Der SINNESRAUSCH ist das erste Häuser übergreifende Großprojekt seit der Eröffnung des oberösterreichischen Kulturquartiers im März. Es ist eine große Sommerausstellung in der Tradition der "Rausch-Projekte" und soll das neue OÖ Kulturquartier in seiner ganzen Breite und räumlichen Vielfalt auch dem Ausstellungspublikum vorstellen.
Der Parcours der Sinne beginnt mit den drehenden Autowaschbürsten von David Moises vor dem OK Eingang und endet mit fantasievollen Wahrnehmungsobjekten der tschechischen KünstlerInnen um Petr Nikl im neuen Ursulinensaal. Das Projekt ist eine Kooperation zwischen OK, dem tschechischen Projekt ORBIS PICTUS PLAY und der Kunstuniversität Linz. 47 nationale und internationale KünstlerInnen zeigen knapp 80 Installationen und Objekte zum Thema Wahrnehmung.

EIN SINNESRAUSCH DER KUNST UND KREATIVITÄT FÜR FAMILIEN
Die großen Rausch-Ausstellungen seit 2009 sind ambitionierte Kunstvermittlungsprojekte. "Wir haben ein Format geschaffen", so Landeshauptmann und Kulturreferent Dr.

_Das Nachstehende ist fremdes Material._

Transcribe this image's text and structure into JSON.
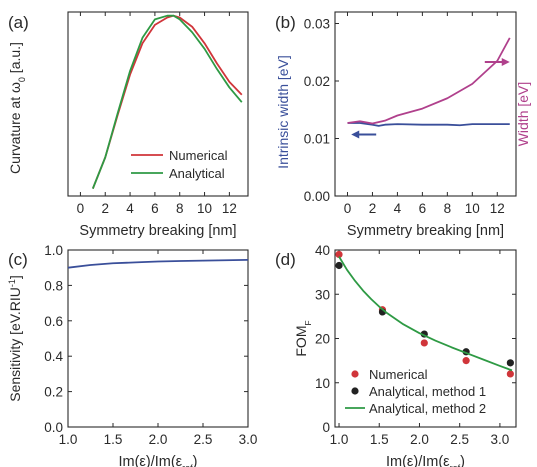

Josef Pühringer, "mit dem wir breite interessierte Bevölkerungsschichten an die Kunst heranführen wollen". Dafür nutzen wir ungewöhnliche Ausstellungsorte und Kunst, die starke sinnliche Wirkungsweisen entfaltet.

So auch der SINNESRAUSCH. "Wir bieten eine kreativ-künstlerische Reise durch die Sinne an, die neben dem klassischen Ausstellungspublikum vor allem auch Kinder und Familien begeistern soll", so LH Dr. Pühringer. Entdeckungslust und Neugier sind gefragt, auf ein "NICHT BERÜHREN"-Schild wartet man vergebens. Es genügt auch nicht, einen Knopf zu drücken, damit etwas passiert. Wer die Ausstellung erleben will, muss seine fünf Sinne (Sehen, Hören, Riechen, Tasten und Schmecken) beisammen haben und auf Selbstaktivierung schalten. Distanziertes Zuschauen alleine ist zu wenig! "Das Publikum ist wie ein Orchester, das durch seine aktive Teilnahme die Instrumente der Kunst erst zum Klingen bringt", so Landeshauptmann Dr. Josef Pühringer.

KULTURELLER AUSTAUSCH MIT TSCHECHIEN
"Mit dem SINNESRAUSCH beginnt", so Landeshauptmann Dr. Josef Pühringer, "eine neue und intensive Phase kultureller Zusammenarbeit mit Tschechien, die mit der grenzüberschreitenden Landesausstellung ‚Alte Spuren − Neue Wege' im Frühjahr 2013 einen Höhepunkt findet". Kernstück der Ausstellung SINNESRAUSCH ist das Projekt ORBIS PICTUS PLAY der tschechischen Künstlerplattform Audabiac, die als ständig wachsende internationale Wanderausstellung bereits großes Aufsehen erregt hat. Das Projekt ist zum ersten Mal in Österreich zu sehen.

ORBIS PICTUS PLAY Konzept & Idee
"Die Fantasie bricht die Fessel der Sklaverei. Wenn sie kreativ ist, ist sie ein gutes Fundament für eine bessere Welt." Jiří und Radana Wald

Zentrum des SINNESRAUSCH sind die Kunstobjekte und Installationen des Projektes ORBIS PICTUS PLAY von Jiří und Radana Wald. Linz ist mit mehr als 30 KünstlerInnen und fast 70 Arbeiten ihre bislang umfangreichste Ausstellung. Für das künstlerische Konzept der Ausstellungen zeichnet Petr Nikl verantwortlich.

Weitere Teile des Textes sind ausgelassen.